LL Cool J credited as playing...
- Ray: I think I might love her.
- Darrell: Love! You forgot the rule. Players don't feel. That's like a pimp with a health plan.
- Eva: How much did they pay you?
- Ray: Eva, that's not...
- Eva: HOW MUCH?
- Ray: $5000 - but I'm giving it back to them...
- Eva: [punches Ray] You are exactly the person I thought you were.
- Ray: Most women have a few barriers around their heart, but Eva has an electrified fence with rabid pit bulls.
- Eva: Did I hurt you?
- Ray: Yeah... But I liked it.
- Eva: You know, let's do something you want to do.
- Ray: Anything?
- Eva: Yeah - Sure.
- Ray: She's cute, but why's she scowling?
- Darrell: That's her sexy smirk, brother.
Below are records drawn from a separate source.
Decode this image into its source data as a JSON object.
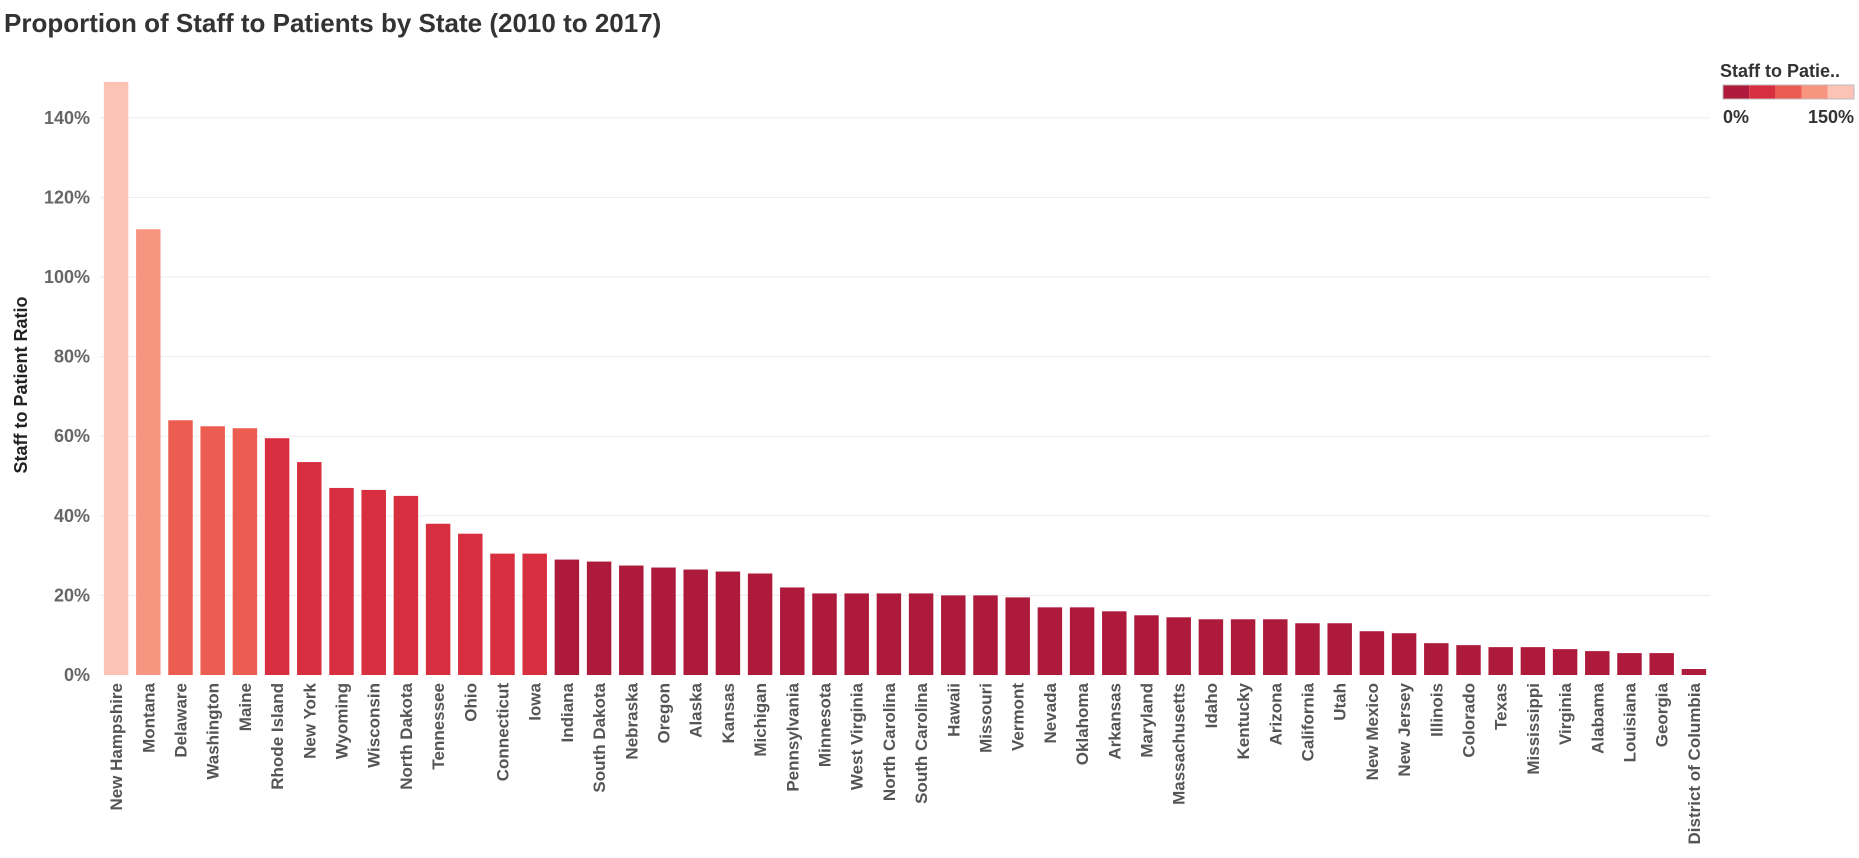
{
  "title": "Proportion of Staff to Patients by State (2010 to 2017)",
  "chart_data": {
    "type": "bar",
    "title": "Proportion of Staff to Patients by State (2010 to 2017)",
    "xlabel": "",
    "ylabel": "Staff to Patient Ratio",
    "y_unit": "%",
    "ylim": [
      0,
      150
    ],
    "yticks": [
      0,
      20,
      40,
      60,
      80,
      100,
      120,
      140
    ],
    "ytick_labels": [
      "0%",
      "20%",
      "40%",
      "60%",
      "80%",
      "100%",
      "120%",
      "140%"
    ],
    "grid": true,
    "categories": [
      "New Hampshire",
      "Montana",
      "Delaware",
      "Washington",
      "Maine",
      "Rhode Island",
      "New York",
      "Wyoming",
      "Wisconsin",
      "North Dakota",
      "Tennessee",
      "Ohio",
      "Connecticut",
      "Iowa",
      "Indiana",
      "South Dakota",
      "Nebraska",
      "Oregon",
      "Alaska",
      "Kansas",
      "Michigan",
      "Pennsylvania",
      "Minnesota",
      "West Virginia",
      "North Carolina",
      "South Carolina",
      "Hawaii",
      "Missouri",
      "Vermont",
      "Nevada",
      "Oklahoma",
      "Arkansas",
      "Maryland",
      "Massachusetts",
      "Idaho",
      "Kentucky",
      "Arizona",
      "California",
      "Utah",
      "New Mexico",
      "New Jersey",
      "Illinois",
      "Colorado",
      "Texas",
      "Mississippi",
      "Virginia",
      "Alabama",
      "Louisiana",
      "Georgia",
      "District of Columbia"
    ],
    "values": [
      149,
      112,
      64,
      62.5,
      62,
      59.5,
      53.5,
      47,
      46.5,
      45,
      38,
      35.5,
      30.5,
      30.5,
      29,
      28.5,
      27.5,
      27,
      26.5,
      26,
      25.5,
      22,
      20.5,
      20.5,
      20.5,
      20.5,
      20,
      20,
      19.5,
      17,
      17,
      16,
      15,
      14.5,
      14,
      14,
      14,
      13,
      13,
      11,
      10.5,
      8,
      7.5,
      7,
      7,
      6.5,
      6,
      5.5,
      5.5,
      1.5
    ],
    "legend": {
      "title": "Staff to Patie..",
      "placement": "top-right",
      "min_label": "0%",
      "max_label": "150%",
      "range": [
        0,
        150
      ],
      "colors": [
        "#ad1a3b",
        "#d72e40",
        "#ec5c50",
        "#f89580",
        "#fcc2b4"
      ]
    }
  }
}
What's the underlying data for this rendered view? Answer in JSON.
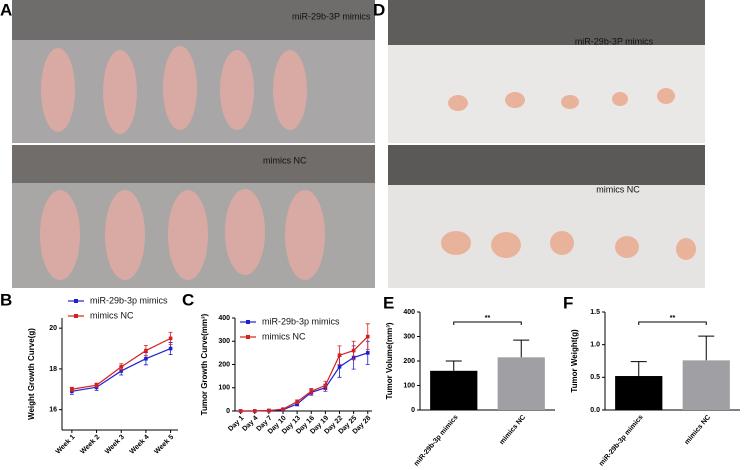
{
  "panels": {
    "A": {
      "label": "A",
      "top_caption": "miR-29b-3P mimics",
      "bottom_caption": "mimics NC"
    },
    "D": {
      "label": "D",
      "top_caption": "miR-29b-3P mimics",
      "bottom_caption": "mimics NC"
    }
  },
  "chart_data": [
    {
      "type": "line",
      "label": "B",
      "y_label": "Weight Growth Curve(g)",
      "categories": [
        "Week 1",
        "Week 2",
        "Week 3",
        "Week 4",
        "Week 5"
      ],
      "series": [
        {
          "name": "miR-29b-3p mimics",
          "color": "#1f1fd6",
          "values": [
            16.9,
            17.1,
            17.9,
            18.5,
            19.0
          ],
          "errors": [
            0.15,
            0.15,
            0.2,
            0.3,
            0.3
          ]
        },
        {
          "name": "mimics NC",
          "color": "#d61f1f",
          "values": [
            17.0,
            17.2,
            18.1,
            18.9,
            19.5
          ],
          "errors": [
            0.1,
            0.1,
            0.15,
            0.25,
            0.3
          ]
        }
      ],
      "ylim": [
        15,
        20.5
      ],
      "yticks": [
        16,
        18,
        20
      ],
      "legend": "upper left"
    },
    {
      "type": "line",
      "label": "C",
      "y_label": "Tumor Growth Curve(mm³)",
      "categories": [
        "Day 1",
        "Day 4",
        "Day 7",
        "Day 10",
        "Day 13",
        "Day 16",
        "Day 19",
        "Day 22",
        "Day 25",
        "Day 28"
      ],
      "series": [
        {
          "name": "miR-29b-3p mimics",
          "color": "#1f1fd6",
          "values": [
            0,
            0,
            2,
            5,
            30,
            80,
            100,
            190,
            230,
            250
          ],
          "errors": [
            0,
            0,
            1,
            2,
            8,
            12,
            15,
            45,
            50,
            50
          ]
        },
        {
          "name": "mimics NC",
          "color": "#d61f1f",
          "values": [
            0,
            0,
            2,
            8,
            40,
            85,
            110,
            240,
            260,
            320
          ],
          "errors": [
            0,
            0,
            1,
            3,
            8,
            12,
            18,
            40,
            40,
            55
          ]
        }
      ],
      "ylim": [
        0,
        400
      ],
      "yticks": [
        0,
        100,
        200,
        300,
        400
      ],
      "legend": "upper left"
    },
    {
      "type": "bar",
      "label": "E",
      "y_label": "Tumor Volume(mm³)",
      "categories": [
        "miR-29b-3p mimics",
        "mimics NC"
      ],
      "values": [
        160,
        215
      ],
      "errors": [
        40,
        70
      ],
      "colors": [
        "#000000",
        "#a0a0a4"
      ],
      "significance": "**",
      "ylim": [
        0,
        400
      ],
      "yticks": [
        0,
        100,
        200,
        300,
        400
      ]
    },
    {
      "type": "bar",
      "label": "F",
      "y_label": "Tumor Weight(g)",
      "categories": [
        "miR-29b-3p mimics",
        "mimics NC"
      ],
      "values": [
        0.52,
        0.76
      ],
      "errors": [
        0.22,
        0.37
      ],
      "colors": [
        "#000000",
        "#a0a0a4"
      ],
      "significance": "**",
      "ylim": [
        0,
        1.5
      ],
      "yticks": [
        {
          "value": 0,
          "label": "0.0"
        },
        {
          "value": 0.5,
          "label": "0.5"
        },
        {
          "value": 1,
          "label": "1.0"
        },
        {
          "value": 1.5,
          "label": "1.5"
        }
      ]
    }
  ]
}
- Eva: Holy Mother of God!
- Ray: [on horse in building lobby] HEY EVA!
- Ray: Scared? I said I was a multi-talented guy that likes to travel. I didn't say I was scared.
- Eva: Who told you I like lilies?
- Ray: Sometimes a man gets lucky.
- Eva: So what is it that you do again?
- Ray: I deliver meat.
- Eva: This is what you drive when you take a woman out?
- Ray: It's clean and it's free.
- Ray: [pauses] I'm saving to buy a house.
- Ray: You're just a civil servant, not the FBI.
- Eva: Well excuse the hell out of me.
- Ray: I can't do this...
- Eva: The bulge in your pants didn't get that memo, so...
- Ray: I'm thinking next time we'll actually make it to the bed.
- Ray: You give me your body and then you offer me your friendship?